Orchestrates a Strapi deploy by calling docker-build.yml twice — backend first (backend/Dockerfile, image <repo>/backend), then frontend (frontend/Dockerfile, image <repo>/frontend). Between them, a wait-for-backend job polls the live backend until it is ready.

Inputs

• backend_args: Docker build args for the backend image. Default ''.
• frontend_args: Docker build args for the frontend image. Default ''.
• production_branch: The name of the production branch. Default main.
• deploy_marker: Filename in the Strapi public folder whose presence means the backend is deployed.

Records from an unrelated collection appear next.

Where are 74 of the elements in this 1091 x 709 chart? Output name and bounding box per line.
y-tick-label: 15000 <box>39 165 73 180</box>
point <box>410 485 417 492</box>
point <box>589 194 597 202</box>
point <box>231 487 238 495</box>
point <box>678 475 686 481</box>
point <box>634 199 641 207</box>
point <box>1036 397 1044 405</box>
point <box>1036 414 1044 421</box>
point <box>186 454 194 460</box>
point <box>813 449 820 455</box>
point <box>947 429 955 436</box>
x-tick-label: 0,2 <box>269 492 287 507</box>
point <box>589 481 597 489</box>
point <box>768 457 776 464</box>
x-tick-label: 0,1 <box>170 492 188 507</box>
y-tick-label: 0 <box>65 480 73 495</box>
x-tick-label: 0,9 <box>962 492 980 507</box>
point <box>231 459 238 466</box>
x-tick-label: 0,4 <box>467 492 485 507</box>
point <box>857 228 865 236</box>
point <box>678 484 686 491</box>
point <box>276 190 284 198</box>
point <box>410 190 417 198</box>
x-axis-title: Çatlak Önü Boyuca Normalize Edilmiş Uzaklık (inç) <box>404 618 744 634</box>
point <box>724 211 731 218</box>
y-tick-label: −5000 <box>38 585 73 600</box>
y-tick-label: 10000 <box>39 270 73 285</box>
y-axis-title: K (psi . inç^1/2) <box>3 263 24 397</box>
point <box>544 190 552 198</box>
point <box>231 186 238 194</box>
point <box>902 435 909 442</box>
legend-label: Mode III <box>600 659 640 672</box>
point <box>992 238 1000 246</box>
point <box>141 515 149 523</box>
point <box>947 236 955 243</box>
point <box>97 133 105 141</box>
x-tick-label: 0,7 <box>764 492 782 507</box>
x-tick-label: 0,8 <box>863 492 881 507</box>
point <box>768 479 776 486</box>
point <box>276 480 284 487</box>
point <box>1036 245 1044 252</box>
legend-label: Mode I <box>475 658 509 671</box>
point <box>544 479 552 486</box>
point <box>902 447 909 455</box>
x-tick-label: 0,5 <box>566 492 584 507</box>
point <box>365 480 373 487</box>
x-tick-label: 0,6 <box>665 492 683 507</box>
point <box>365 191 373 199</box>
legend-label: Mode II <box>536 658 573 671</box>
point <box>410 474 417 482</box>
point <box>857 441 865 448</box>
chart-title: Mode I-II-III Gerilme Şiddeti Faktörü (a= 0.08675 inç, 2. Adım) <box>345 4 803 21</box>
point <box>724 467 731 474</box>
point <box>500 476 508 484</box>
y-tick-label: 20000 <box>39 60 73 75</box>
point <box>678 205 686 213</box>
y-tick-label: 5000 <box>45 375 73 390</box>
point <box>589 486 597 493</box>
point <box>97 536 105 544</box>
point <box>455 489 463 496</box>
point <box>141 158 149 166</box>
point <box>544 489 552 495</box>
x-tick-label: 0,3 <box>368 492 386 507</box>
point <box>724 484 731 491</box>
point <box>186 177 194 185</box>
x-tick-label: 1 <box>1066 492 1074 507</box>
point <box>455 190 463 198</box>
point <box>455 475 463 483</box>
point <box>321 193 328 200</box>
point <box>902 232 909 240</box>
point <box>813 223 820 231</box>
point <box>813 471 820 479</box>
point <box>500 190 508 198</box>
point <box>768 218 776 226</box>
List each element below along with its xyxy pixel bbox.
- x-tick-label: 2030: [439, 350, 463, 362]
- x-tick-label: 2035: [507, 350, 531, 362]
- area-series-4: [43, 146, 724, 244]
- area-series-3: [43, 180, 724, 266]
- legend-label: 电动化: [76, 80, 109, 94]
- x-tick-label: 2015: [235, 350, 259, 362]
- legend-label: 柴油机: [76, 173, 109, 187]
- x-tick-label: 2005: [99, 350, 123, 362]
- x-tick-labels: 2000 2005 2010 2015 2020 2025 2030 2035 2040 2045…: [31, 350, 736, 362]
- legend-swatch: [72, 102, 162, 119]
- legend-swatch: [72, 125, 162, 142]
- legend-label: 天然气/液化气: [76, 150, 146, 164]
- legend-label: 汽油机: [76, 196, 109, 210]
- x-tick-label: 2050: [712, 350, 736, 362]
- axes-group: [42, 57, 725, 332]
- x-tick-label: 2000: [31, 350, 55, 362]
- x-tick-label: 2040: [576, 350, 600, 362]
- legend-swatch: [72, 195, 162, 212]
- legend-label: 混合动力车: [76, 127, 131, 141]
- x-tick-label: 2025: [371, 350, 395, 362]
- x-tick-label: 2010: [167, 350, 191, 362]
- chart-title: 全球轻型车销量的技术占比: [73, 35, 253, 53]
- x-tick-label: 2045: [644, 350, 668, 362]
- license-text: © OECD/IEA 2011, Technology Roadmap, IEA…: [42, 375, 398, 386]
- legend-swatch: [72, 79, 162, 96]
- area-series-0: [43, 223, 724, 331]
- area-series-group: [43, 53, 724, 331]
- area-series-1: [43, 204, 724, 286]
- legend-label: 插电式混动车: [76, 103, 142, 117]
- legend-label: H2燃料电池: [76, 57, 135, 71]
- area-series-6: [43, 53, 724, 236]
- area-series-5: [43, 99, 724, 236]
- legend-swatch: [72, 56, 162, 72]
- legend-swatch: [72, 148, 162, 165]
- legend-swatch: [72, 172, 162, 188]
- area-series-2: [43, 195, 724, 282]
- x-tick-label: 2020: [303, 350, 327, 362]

The health check polls https://strapi.${{vars.DOMAIN}}/<deploy_marker> and only runs when this input is provided.

Secrets

• personal_token: Optional personal access token, forwarded to docker-build.yml for private repositories and submodules.

Notes

• The wait-for-backend job selects its GitHub Environment dynamically: production when on the vars.CI_PRODUCTION_BRANCH branch or a tag starting with v; otherwise staging.
• Overlay names are made run-unique with ${{github.run_id}} (backend_env_<run_id>, frontend_env_<run_id>) to avoid collisions between concurrent runs.
• Calling repositories must define the repository variables vars.CI_PRODUCTION_BRANCH and vars.DOMAIN.

---

notify.yml

Posts a Slack notification (green on success, red on failure) via slackapi/slack-github-action@v3. Call it as a final step from a caller workflow.

Secrets

• slack_webhook_url: Slack channel incoming-webhook URL (required).

---

python-build.yml

Builds a Python package with uv: checks out the repo (actions/checkout@v7), installs uv (astral-sh/[email protected]), and runs uv build. Takes no inputs.

---

Releases

• v12 — docker-build.yml: when no tag rule matches the ref, the image is now built without pushing (with a warning) instead of failing with tag is needed when pushing to registry. Registry login is skipped in that case.
• v11 — README rewritten as a repo overview covering all four workflows; action versions corrected.